4 KiB
Standalone Minion
Since the Salt minion contains such extensive functionality it can be useful to run it standalone. A standalone minion can be used to do a number of things:
- Use salt-call commands on a system without connectivity to a master
- Masterless States, run states entirely from files local to the minion
Note
When running Salt in masterless mode, it is not required to run the salt-minion daemon. By default the salt-minion daemon will attempt to connect to a master and fail. The salt-call command stands on its own and does not need the salt-minion daemon.
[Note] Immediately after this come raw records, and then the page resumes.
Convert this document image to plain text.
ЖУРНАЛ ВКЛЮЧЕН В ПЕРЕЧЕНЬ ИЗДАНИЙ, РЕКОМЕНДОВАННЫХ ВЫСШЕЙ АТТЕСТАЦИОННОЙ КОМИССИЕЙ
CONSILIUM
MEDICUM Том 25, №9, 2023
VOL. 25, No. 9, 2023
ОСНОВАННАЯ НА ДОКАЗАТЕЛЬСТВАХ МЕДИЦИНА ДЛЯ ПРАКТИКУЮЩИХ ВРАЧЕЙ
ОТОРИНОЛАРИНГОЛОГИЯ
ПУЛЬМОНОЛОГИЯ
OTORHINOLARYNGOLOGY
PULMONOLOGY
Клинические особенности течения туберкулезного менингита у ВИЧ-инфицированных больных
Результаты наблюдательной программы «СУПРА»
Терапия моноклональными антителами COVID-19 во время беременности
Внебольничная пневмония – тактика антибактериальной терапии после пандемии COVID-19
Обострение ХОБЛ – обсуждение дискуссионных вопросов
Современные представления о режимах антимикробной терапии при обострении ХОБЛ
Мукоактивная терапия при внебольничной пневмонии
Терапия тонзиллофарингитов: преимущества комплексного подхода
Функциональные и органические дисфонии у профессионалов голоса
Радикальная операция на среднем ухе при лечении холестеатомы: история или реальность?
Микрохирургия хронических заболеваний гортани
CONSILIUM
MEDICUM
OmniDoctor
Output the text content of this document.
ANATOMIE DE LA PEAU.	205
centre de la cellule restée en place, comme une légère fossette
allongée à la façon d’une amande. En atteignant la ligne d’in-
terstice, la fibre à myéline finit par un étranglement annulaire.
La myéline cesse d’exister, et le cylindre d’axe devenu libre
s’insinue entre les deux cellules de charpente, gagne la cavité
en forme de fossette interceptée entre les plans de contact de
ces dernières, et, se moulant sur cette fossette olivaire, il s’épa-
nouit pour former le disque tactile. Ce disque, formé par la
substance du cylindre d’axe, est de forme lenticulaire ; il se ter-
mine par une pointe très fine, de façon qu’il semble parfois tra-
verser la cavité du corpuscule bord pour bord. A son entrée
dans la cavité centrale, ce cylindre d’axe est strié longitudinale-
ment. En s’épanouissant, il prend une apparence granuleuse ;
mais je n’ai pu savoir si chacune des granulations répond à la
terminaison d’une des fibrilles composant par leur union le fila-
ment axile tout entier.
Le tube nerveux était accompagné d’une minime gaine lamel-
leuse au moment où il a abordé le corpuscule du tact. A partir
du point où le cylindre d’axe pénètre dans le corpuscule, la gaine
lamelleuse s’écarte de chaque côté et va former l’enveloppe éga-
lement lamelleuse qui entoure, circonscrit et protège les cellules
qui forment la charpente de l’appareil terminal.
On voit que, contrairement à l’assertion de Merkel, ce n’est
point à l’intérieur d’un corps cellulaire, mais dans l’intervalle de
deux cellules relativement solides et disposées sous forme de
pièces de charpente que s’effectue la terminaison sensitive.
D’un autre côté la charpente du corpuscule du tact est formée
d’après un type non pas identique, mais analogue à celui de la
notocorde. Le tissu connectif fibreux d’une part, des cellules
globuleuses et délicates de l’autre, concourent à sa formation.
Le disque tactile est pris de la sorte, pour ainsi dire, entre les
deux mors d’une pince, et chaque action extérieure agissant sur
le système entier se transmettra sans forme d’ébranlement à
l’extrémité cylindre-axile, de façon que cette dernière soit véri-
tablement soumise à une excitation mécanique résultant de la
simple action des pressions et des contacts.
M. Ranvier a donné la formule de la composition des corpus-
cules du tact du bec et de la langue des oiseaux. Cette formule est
As of version 2016.11.0 you can have a running minion (with engines
and beacons) without a master connection. If you wish to run the
salt-minion daemon you will need to set the master_type
configuration setting to be set to 'disable'.
Minion Configuration
Throughout this document there are several references to setting
different options to configure a masterless Minion. Salt Minions are
easy to configure via a configuration file that is located, by default,
in /etc/salt/minion
. Note, however, that on FreeBSD
systems, the minion configuration file is located in
/usr/local/etc/salt/minion
.
You can learn more about minion configuration options in the Configuring the Salt Minion <configuration-salt-minion>
docs.
Telling Salt Call to Run Masterless
The salt-call command is used to run module functions locally on a
minion instead of executing them from the master. Normally the salt-call
command checks into the master to retrieve file server and pillar data,
but when running standalone salt-call needs to be instructed to not
check the master for this data. To instruct the minion to not look for a
master when running salt-call the file_client
configuration option needs to be
set. By default the file_client
is set to remote
so
that the minion knows that file server and pillar data are to be
gathered from the master. When setting the file_client
option to
local
the minion is configured to not gather this data from
the master.
file_client: local
Now the salt-call command will not look for a master and will assume that the local system has all of the file and pillar resources.
Running States Masterless
The state system can be easily run without a Salt master, with all needed files local to the minion. To do this the minion configuration file needs to be set up to know how to return file_roots information like the master. The file_roots setting defaults to /srv/salt for the base environment just like on the master:
file_roots:
base:
- /srv/salt
Now set up the Salt State Tree, top file, and SLS modules in the same
way that they would be set up on a master. Now, with the file_client
option
set to local
and an available state tree then calls to
functions in the state module will use the information in the file_roots
on the minion instead of checking in with the master.
Remember that when creating a state tree on a minion there are no syntax or path changes needed, SLS modules written to be used from a master do not need to be modified in any way to work with a minion.
This makes it easy to "script" deployments with Salt states without having to set up a master, and allows for these SLS modules to be easily moved into a Salt master as the deployment grows.
The declared state can now be executed with:
salt-call state.apply
Or the salt-call command can be executed with the
--local
flag, this makes it unnecessary to change the
configuration file:
salt-call state.apply --local
External Pillars
External pillars <external-pillars>
are
supported when running in masterless mode.